Brasil desperdiça água para abastecer 77 milhões de pessoas por ano
Brasil desperdiça água para 77 milhões de pessoas

Desperdício de água no Brasil: volume suficiente para 77 milhões de pessoas

Um estudo do Instituto Trata Brasil revela que o Brasil desperdiça anualmente um volume de água tratada suficiente para abastecer 77 milhões de brasileiros. Isso equivale a mais de 4 bilhões de metros cúbicos de água, ou cerca de 40% de toda a água produzida no país. Antes de chegar às torneiras, a água percorre um longo caminho, e parte dela se perde no trajeto, principalmente devido a vazamentos na rede de distribuição e ligações clandestinas, os chamados "gatos".

Impactos ambientais e regionais

De acordo com Luana Pretto, presidente-executiva do Instituto Trata Brasil, o desperdício gera um impacto ambiental significativo. "Nós temos um impacto ambiental, porque a gente está captando muito mais água do que deveria. Então, captando 40% a mais de água dos nossos mananciais, impactando na fauna, na flora, nas bacias hidrográficas", afirma. As perdas são mais acentuadas nas regiões Norte e Nordeste, onde quase metade da água potável não chega ao consumo. No Sul e no Sudeste, as perdas superam 35%. Já o Centro-Oeste apresenta o menor índice de desperdício entre as regiões brasileiras.

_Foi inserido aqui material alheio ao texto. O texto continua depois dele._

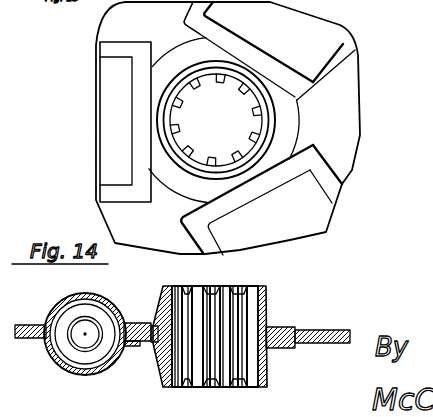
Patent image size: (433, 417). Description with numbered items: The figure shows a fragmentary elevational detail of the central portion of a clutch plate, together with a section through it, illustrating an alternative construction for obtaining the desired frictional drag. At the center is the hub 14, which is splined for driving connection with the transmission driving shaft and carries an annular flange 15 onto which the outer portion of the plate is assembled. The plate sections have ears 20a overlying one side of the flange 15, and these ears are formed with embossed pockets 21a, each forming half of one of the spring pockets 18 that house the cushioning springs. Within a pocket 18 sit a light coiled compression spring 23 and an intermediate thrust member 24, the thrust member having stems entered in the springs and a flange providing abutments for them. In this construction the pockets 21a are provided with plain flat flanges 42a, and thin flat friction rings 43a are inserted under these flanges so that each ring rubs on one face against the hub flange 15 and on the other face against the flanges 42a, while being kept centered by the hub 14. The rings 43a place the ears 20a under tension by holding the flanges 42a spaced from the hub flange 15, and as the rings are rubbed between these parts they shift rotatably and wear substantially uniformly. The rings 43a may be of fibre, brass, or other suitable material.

In FIG. 13, the center hub 14 is at (190, 155).
In FIG. 14, the center hub 14 is at (262, 287).
In FIG. 13, the annular flange 15 is at (338, 153).
In FIG. 14, the annular flange 15 is at (338, 332).
In FIG. 13, the spring pockets 18 is at (261, 128).
In FIG. 14, the spring pockets 18 is at (72, 298).
In FIG. 13, the ears 20a is at (193, 9).
In FIG. 14, the ears 20a is at (28, 323).
In FIG. 13, the pockets 21a is at (237, 30).
In FIG. 14, the pockets 21a is at (48, 353).
In FIG. 14, the light coiled compression springs 23 is at (108, 370).
In FIG. 14, the thrust members 24 is at (83, 340).
In FIG. 13, the flat flanges 42a is at (323, 82).
In FIG. 14, the flat flanges 42a is at (135, 322).
In FIG. 13, the friction rings 43a is at (287, 125).
In FIG. 14, the friction rings 43a is at (309, 330).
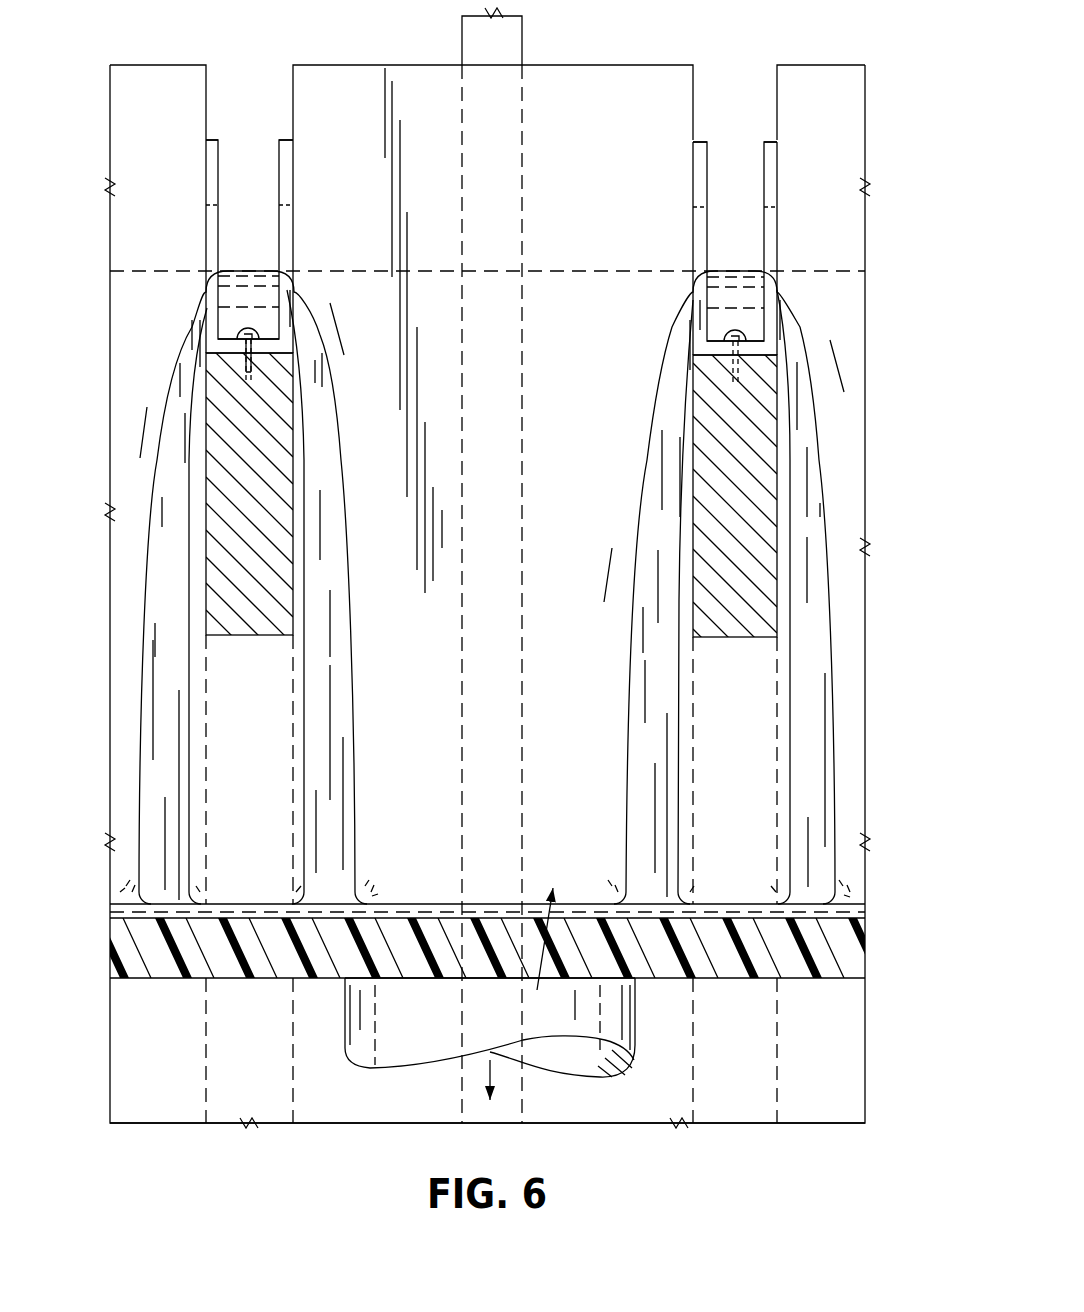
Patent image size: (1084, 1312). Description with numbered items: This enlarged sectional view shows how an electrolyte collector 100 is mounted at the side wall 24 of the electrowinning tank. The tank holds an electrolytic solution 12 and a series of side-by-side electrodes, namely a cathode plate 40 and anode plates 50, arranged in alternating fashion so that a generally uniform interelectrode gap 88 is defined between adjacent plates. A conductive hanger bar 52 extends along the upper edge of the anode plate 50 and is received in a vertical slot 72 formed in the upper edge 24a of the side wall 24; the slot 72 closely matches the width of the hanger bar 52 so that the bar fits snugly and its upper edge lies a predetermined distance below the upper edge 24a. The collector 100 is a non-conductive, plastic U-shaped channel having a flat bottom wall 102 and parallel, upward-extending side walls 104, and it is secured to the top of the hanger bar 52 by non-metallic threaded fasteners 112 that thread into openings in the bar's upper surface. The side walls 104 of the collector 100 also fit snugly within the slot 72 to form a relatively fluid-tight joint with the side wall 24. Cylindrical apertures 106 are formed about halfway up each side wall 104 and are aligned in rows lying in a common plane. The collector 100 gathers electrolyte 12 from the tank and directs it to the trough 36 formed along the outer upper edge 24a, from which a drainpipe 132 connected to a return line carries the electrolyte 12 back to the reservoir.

Metas e soluções para redução das perdas

O governo federal estabeleceu uma meta para as cidades: até 2033, as perdas de água devem ser reduzidas para no máximo 25%. Atualmente, apenas 20 cidades brasileiras atingiram esse objetivo. Campinas, no interior de São Paulo, é um exemplo de sucesso. A cidade utiliza sensores que detectam pequenos vazamentos, permitindo reparos rápidos. "Os vazamentos, assim, eles não são evitáveis. O que a gente consegue é fazer o reparo deles o quanto antes", explica Sabrina Coelho, engenheira ambiental da Sanasa, a empresa de saneamento local.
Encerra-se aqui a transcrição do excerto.